Promouvoir la culture juridique numérique, une nécessité

Les participants à la journée d’études sur la protection des données à caractère personnel insistent sur la nécessité de promouvoir une culture juridique numérique pour lutter d’une façon plus efficiente contre la cybercriminalité.
Lors de cette rencontre, qui s’est tenue ce lundi à la Cour d’Alger sous le thème «La protection des données à caractère personnel à la lumière des lois 18/07 et 11/25 : entre nouveautés législatives et enjeux d’application», le président de la Cour d’Alger, Mohamed Bouderbala, soutient que la justice ne se limite plus à statuer sur des litiges traditionnels, mais traite désormais des preuves numériques et des registres électroniques, nécessitant l’approfondissement de la formation spécialisée et le développement d’une culture juridique numérique capable d’assimiler les concepts techniques sans renoncer à la rigueur juridique.

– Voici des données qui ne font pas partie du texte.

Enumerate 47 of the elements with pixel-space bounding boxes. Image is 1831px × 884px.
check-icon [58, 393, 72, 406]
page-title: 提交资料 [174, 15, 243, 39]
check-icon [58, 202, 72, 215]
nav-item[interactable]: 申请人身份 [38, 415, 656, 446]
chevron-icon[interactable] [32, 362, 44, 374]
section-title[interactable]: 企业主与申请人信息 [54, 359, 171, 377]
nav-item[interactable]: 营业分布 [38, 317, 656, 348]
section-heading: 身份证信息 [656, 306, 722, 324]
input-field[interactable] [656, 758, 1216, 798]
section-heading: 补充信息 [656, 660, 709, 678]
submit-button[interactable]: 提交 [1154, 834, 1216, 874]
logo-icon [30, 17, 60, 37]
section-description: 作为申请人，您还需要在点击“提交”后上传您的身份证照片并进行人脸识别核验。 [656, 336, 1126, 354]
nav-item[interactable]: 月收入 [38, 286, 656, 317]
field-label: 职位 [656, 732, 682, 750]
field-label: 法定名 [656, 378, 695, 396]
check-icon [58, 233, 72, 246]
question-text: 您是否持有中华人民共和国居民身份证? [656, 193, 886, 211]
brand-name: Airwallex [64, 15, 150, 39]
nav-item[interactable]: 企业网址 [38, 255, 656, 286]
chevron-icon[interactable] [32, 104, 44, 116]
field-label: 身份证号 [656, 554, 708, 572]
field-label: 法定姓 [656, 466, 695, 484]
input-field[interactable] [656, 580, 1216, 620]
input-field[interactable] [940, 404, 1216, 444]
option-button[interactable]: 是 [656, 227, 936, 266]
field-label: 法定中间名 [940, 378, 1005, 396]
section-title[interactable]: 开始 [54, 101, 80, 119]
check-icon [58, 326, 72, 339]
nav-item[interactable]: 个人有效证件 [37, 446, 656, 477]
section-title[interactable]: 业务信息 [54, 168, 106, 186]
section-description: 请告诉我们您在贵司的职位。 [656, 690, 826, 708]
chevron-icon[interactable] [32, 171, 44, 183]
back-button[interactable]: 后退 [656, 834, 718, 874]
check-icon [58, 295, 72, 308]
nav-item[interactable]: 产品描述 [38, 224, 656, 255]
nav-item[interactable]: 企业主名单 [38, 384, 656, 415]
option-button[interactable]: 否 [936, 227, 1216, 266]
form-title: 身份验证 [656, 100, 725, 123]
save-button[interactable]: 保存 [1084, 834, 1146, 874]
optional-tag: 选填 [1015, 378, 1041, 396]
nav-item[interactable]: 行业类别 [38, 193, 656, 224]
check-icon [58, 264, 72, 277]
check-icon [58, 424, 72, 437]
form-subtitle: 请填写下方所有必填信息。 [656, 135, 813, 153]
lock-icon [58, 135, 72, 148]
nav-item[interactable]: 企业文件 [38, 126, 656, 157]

Les crimes liés aux technologies de l’information et de la communication menacent la sécurité des institutions
C’est dans cette optique, précise Mohamed Bouderbala, que cette journée est organisée. «Cet événement traduit une prise de conscience institutionnelle profonde du fait que la protection des données personnelles est au cœur de la protection des droits et des libertés consacrés par la Constitution», indique-t-il, signalant que cette rencontre s’inscrit dans le cadre du programme de formation continue en collaboration avec les organismes et les administrations publics. Après avoir souligné l’importance de l’efficience dans la lutte contre la criminalité numérique et dans la garantie des droits fondamentaux des individus, Bouderbala réaffirme la volonté du pouvoir judiciaire d’être à l’avant-garde des instances qui encadrent la bonne application des textes, en s’appuyant sur la consécration d’un contrôle juridique effectif des mesures de collecte de données numériques et du respect du principe de proportionnalité entre ces mesures et l’objectif visé.

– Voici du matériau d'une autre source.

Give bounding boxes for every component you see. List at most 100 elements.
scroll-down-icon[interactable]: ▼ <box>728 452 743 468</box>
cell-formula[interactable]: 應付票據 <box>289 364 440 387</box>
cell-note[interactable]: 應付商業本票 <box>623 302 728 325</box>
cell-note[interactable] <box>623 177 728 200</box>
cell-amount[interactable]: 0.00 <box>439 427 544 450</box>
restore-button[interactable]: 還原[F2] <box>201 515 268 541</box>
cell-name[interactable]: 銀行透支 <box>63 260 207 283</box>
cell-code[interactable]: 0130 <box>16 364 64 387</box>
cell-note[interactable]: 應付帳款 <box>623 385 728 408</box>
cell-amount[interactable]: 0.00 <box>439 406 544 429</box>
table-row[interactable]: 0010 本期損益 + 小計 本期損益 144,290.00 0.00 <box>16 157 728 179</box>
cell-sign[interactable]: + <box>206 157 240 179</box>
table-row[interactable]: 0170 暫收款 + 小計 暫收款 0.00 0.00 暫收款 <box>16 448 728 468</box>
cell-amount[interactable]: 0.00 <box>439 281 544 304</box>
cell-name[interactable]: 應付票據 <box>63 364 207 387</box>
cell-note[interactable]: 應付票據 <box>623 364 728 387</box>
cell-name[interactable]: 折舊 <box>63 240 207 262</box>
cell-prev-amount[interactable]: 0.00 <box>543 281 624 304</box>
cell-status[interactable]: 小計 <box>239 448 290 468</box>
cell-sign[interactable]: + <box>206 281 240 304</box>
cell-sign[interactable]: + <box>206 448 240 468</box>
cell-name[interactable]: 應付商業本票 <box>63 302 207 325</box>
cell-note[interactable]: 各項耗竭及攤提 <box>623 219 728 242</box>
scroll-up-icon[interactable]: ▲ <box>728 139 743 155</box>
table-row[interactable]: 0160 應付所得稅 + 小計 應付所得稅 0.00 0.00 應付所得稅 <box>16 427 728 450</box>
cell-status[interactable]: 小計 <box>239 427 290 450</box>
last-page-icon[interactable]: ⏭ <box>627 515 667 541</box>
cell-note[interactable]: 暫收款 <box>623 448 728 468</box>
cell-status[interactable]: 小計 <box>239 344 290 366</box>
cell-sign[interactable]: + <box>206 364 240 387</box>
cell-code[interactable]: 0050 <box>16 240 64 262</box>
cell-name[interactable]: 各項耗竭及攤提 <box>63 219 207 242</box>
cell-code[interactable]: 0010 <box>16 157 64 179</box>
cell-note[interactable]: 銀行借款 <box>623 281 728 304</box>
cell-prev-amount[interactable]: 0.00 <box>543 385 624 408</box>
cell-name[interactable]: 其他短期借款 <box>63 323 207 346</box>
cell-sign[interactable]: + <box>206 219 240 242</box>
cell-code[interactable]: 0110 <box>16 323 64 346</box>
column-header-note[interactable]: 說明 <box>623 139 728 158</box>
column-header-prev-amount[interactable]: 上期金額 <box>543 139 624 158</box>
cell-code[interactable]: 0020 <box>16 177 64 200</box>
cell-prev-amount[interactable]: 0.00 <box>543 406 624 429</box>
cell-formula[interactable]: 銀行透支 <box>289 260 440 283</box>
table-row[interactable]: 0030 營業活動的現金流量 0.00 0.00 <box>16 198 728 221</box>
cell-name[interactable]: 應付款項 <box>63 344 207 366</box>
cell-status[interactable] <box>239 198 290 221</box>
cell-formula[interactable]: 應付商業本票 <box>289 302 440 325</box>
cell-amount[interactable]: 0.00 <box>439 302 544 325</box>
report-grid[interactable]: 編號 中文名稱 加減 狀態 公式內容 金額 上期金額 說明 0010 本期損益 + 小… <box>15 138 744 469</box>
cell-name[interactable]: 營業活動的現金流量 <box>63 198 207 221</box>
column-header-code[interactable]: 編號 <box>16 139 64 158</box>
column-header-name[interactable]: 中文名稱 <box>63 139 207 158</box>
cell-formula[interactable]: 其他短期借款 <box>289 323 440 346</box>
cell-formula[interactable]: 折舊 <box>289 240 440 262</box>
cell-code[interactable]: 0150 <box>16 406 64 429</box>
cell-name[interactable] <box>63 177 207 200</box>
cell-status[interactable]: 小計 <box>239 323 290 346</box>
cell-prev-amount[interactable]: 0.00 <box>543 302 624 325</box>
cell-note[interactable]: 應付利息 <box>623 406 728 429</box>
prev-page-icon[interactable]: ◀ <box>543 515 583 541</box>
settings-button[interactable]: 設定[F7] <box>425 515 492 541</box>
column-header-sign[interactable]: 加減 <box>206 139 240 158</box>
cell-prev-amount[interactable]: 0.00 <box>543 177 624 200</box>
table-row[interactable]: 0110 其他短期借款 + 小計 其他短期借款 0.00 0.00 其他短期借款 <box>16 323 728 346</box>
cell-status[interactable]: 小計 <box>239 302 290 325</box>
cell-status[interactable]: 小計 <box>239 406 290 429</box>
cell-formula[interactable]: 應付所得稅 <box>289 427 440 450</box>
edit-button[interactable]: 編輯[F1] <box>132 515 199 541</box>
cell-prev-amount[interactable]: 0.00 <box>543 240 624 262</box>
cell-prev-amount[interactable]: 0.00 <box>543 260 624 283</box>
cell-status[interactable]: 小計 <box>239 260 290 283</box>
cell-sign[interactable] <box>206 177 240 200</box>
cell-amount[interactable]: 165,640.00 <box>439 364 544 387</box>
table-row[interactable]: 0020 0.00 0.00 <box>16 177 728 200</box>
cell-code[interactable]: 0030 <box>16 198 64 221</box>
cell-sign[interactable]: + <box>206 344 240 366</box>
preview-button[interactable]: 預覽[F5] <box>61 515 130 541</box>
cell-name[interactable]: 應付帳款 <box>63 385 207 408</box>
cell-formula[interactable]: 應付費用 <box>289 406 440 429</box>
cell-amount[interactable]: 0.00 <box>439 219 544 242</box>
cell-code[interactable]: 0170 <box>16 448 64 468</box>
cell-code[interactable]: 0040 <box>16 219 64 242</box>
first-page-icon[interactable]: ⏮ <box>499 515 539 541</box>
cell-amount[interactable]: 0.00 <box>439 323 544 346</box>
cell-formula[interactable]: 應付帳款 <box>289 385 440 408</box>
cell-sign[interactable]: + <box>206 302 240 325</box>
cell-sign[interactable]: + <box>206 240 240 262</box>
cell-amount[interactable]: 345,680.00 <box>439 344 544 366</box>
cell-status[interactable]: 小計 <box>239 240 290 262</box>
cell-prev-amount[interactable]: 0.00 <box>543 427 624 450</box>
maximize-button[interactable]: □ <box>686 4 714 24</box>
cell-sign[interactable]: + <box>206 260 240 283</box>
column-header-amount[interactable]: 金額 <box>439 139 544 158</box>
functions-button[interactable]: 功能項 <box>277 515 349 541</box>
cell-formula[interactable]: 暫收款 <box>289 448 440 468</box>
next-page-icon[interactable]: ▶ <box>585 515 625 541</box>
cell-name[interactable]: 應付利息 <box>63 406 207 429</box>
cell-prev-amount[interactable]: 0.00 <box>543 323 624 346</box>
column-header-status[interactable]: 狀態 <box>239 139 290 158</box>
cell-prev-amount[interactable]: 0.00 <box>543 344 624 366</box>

Cela, poursuit-il, en plus du contrôle de la légalité de l’autorisation d’accès aux données. Le procureur général près la Cour d’Alger, Mohamed Kamel Benboudiaf, rappelle que les crimes liés aux technologies de l’information et de la communication, qui comprennent le piratage des systèmes, la fuite de données et le chantage électronique, ne se limitent plus aux individus, mais menacent désormais la sécurité des institutions et la souveraineté numérique de l’État.
Renforcer la formation spécialisée des juges
«Ce qui exige une coordination entre les différentes parties concernées, et ce, afin de garantir l’efficacité des poursuites pénales sans porter atteinte aux droits fondamentaux. La justice s’emploiera à l’unification de la pratique sur le terrain dans le domaine du traitement des preuves numériques, continuera à renforcer la formation spécialisée des juges et des membres de la police judiciaire et soutiendra toute initiative visant à protéger les données personnelles dans le cadre de la loi », renchérit Mohamed Kamel Benboudiaf. À l’issue de cette journée d’étude, les participants appellent à l’accélération de la promulgation des décrets exécutifs portant création des pôles régionaux de l’Autorité nationale de protection des données à caractère personnel (ANPDP) pour assurer un contrôle global sur le terrain.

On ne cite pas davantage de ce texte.